Achei a lista da Ilka tão inspiradora que resolvi colaborar, ampliando-a. Seguem então mais 19 dicas de coisas para se fazer durante um engarrafamento de trânsito, além daquelas que a nossa recifense do Blog já publicou.

1) Vista um pijama, escove os dentes e durma.
2) Se você tem corrupião em casa, leve a gaiola e ensine-o a assobiar o Hino Nacional.
3) Masturbe-se!
4) Aproveite a roda do estepe e prepare um churrasco com os ‘colega’.
5) Calcule mentalmente a raiz quadrada de todas as placas de carro que avistar.
6) Conclua, afinal, qual é o sentido da vida.
7) Promova campeonato de cuspe no parabrisa à distância.
8) Escreva uma carta para o Papa Bento XVI.

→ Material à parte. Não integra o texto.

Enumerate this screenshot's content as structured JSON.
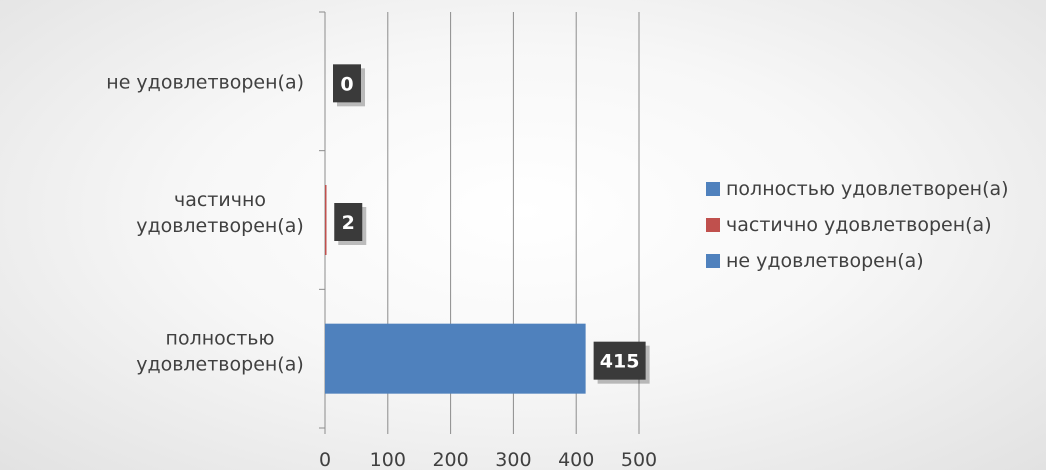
{
  "chart_data": {
    "type": "bar",
    "orientation": "horizontal",
    "categories": [
      "не удовлетворен(а)",
      "частично удовлетворен(а)",
      "полностью удовлетворен(а)"
    ],
    "values": [
      0,
      2,
      415
    ],
    "bar_colors": [
      "#4f81bd",
      "#c0504d",
      "#4f81bd"
    ],
    "xlim": [
      0,
      500
    ],
    "xticks": [
      "0",
      "100",
      "200",
      "300",
      "400",
      "500"
    ],
    "grid": true,
    "data_labels": [
      "0",
      "2",
      "415"
    ],
    "legend": {
      "placement": "right",
      "entries": [
        {
          "label": "полностью удовлетворен(а)",
          "color": "#4f81bd"
        },
        {
          "label": "частично удовлетворен(а)",
          "color": "#c0504d"
        },
        {
          "label": "не удовлетворен(а)",
          "color": "#4f81bd"
        }
      ]
    }
  }
}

9) Desmonte todo o carro peça a peça, faça uma montanha com elas e diga que é arte moderna.
10) Bote fogo no que restou dele e diga que é arte contemporânea.
11) Com o celular ligue a cobrar para números ao acaso. Quando atenderem pergunte “com quem quer falar?” ou “quem gostaria?”.
12) Quebre os limpadores de parabrisa de todos os carros cinzas ou prateados, arranhe com chave os brancos e mije no pneu dos pretos.
13) Troque a posição das poltronas do carro: coloque a da direita no lugar da esquerda e vice-versa.
14) Entre em algum ônibus por perto, finja que é delegado de polícia e dê voz de prisão a todos os passageiros.
15) Imaginando que seu avião caiu numa geleira, bole diversas receitas para se preparar com os cadáveres.
16) Ligue para a mulher do seu chefe e diga que a ama.
17) Descubra quantos biscoitos Globo cabem dentro do seu carro.
18) Descole uma grana fazendo malabarismo com o celular, os óculos escuros e a chave do carro.
19) Brinque de ‘ola’ sozinho dentro do carro.